Thursday, August 29, 2013

8/29 Tethys, Shell Oil trains, PNW frog, Oly shores

Tethys, they say, once had a lock on all the drinkable water in the world. That was some time ago, when Tethys was the goddess of fresh water, which the ancient Greeks knew to be the most precious resource in the universe. These days you’re more likely to run into Tethys as a corporation with a thirst to build the nation’s largest bottling plant, in Anacortes; however, the Planning Director of that city says we may not call it a bottling plant. It is, rather, a “food grade beverage manufacturing facility.” Whatever it is, it’s expected to become the size of 17 football fields and drink five million gallons of Skagit River water per day.
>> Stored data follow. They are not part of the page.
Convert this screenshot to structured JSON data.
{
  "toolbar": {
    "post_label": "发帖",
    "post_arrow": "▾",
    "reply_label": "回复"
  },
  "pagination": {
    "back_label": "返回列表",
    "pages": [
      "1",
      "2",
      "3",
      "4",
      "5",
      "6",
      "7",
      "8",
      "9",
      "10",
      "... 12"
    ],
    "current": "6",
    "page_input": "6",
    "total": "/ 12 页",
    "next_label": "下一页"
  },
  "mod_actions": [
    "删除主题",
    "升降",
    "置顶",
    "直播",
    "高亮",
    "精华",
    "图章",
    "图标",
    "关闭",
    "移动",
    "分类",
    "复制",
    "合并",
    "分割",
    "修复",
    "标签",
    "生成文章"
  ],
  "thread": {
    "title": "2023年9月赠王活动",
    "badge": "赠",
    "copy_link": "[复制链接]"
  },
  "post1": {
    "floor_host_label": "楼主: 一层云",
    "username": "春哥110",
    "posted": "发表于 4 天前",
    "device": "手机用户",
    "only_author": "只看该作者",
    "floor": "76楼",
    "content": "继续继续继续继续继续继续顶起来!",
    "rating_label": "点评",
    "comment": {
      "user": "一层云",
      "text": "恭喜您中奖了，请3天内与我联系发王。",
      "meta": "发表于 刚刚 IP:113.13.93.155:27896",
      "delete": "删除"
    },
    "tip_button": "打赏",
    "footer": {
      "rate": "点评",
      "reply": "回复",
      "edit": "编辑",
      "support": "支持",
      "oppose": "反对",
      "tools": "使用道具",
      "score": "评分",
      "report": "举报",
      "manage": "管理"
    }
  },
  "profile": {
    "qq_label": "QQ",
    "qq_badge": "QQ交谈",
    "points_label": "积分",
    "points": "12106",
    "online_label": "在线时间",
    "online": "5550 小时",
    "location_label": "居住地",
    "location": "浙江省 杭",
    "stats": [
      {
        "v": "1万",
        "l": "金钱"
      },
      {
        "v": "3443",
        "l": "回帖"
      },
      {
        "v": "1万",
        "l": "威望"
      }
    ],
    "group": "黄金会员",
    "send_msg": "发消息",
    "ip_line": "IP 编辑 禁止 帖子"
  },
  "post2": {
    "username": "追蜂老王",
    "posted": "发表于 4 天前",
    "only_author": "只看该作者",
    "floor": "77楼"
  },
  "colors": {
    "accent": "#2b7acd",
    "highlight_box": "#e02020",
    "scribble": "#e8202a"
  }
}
The CEO of Tethys Enterprises, Inc. says 500 or more people will work there, once the plant’s in full production. It is a very big deal on tiny Fidalgo Island, population 20,000. Bob Simmons reports. Bottled Up  

On Thursday morning Shell Oil will be meeting with officials from a county in Washington state to talk about plans to build a rail extension to deliver oil from North Dakota to its refinery near Puget Sound. Shell Oil wants to build a 5,500 foot-long rail extension to bring oil trains from the existing BNSF Railway line to their refinery in Anacortes, according to the pre-development meeting documents. The tracks would enable up to six trains per week to deliver petroleum from the Bakken Oil Fields of North Dakota - trains measuring more than a mile in length. Ashley Ahearn reports. Shell Moving Ahead On Oil Train Project For Puget Sound Refinery

The U.S. Fish and Wildlife Service proposes to protect the Oregon spotted frog as a threatened species under the federal Endangered Species Act. Fish and Wildlife also proposes to designate 68,192 acres and 23 miles of streams in Washington and Oregon as critical habitat for the aquatic frog, a species that rarely emerges on land. A 60-day public comment period begins today, and Fish and Wildlife will collect scientific and commercial data over the next year before making a final decision on the proposal. Kimberly Cauvel reports.   Pacific Northwest frog proposed as “threatened” species  

In a meeting lasting more than six hours Tuesday night, the Olympia City Council mostly eliminated the possibility to erect buildings next to the Budd Inlet shoreline, a move billed as the council’s final direction on its Shoreline Master Program. The direction taken was a significant change from even the latest draft of the plan that the council spent more than a year developing before the meeting. Here are some of the changes: Matt Batcheldor reports. Council’s Shoreline direction restricts waterfront building

Now, your tug weather--
WEST ENTRANCE U.S. WATERS STRAIT OF JUAN DE FUCA- 300 AM PDT THU AUG 29 2013
TODAY
SE WIND 5 TO 15 KT. WIND WAVES 2 FT OR LESS. SW SWELL 3 FT AT 7 SECONDS. AREAS OF FOG THIS MORNING. SHOWERS AND SLIGHT CHANCE OF TSTMS.
TONIGHT
S WIND 10 TO 20 KT. WIND WAVES 1 TO 3 FT. SW SWELL 3 FT AT 8 SECONDS...BUILDING TO 5 FT AT 8 SECONDS AFTER MIDNIGHT. SHOWERS LIKELY AND SLIGHT CHANCE OF TSTMS...THEN A CHANCE OF SHOWERS AFTER MIDNIGHT.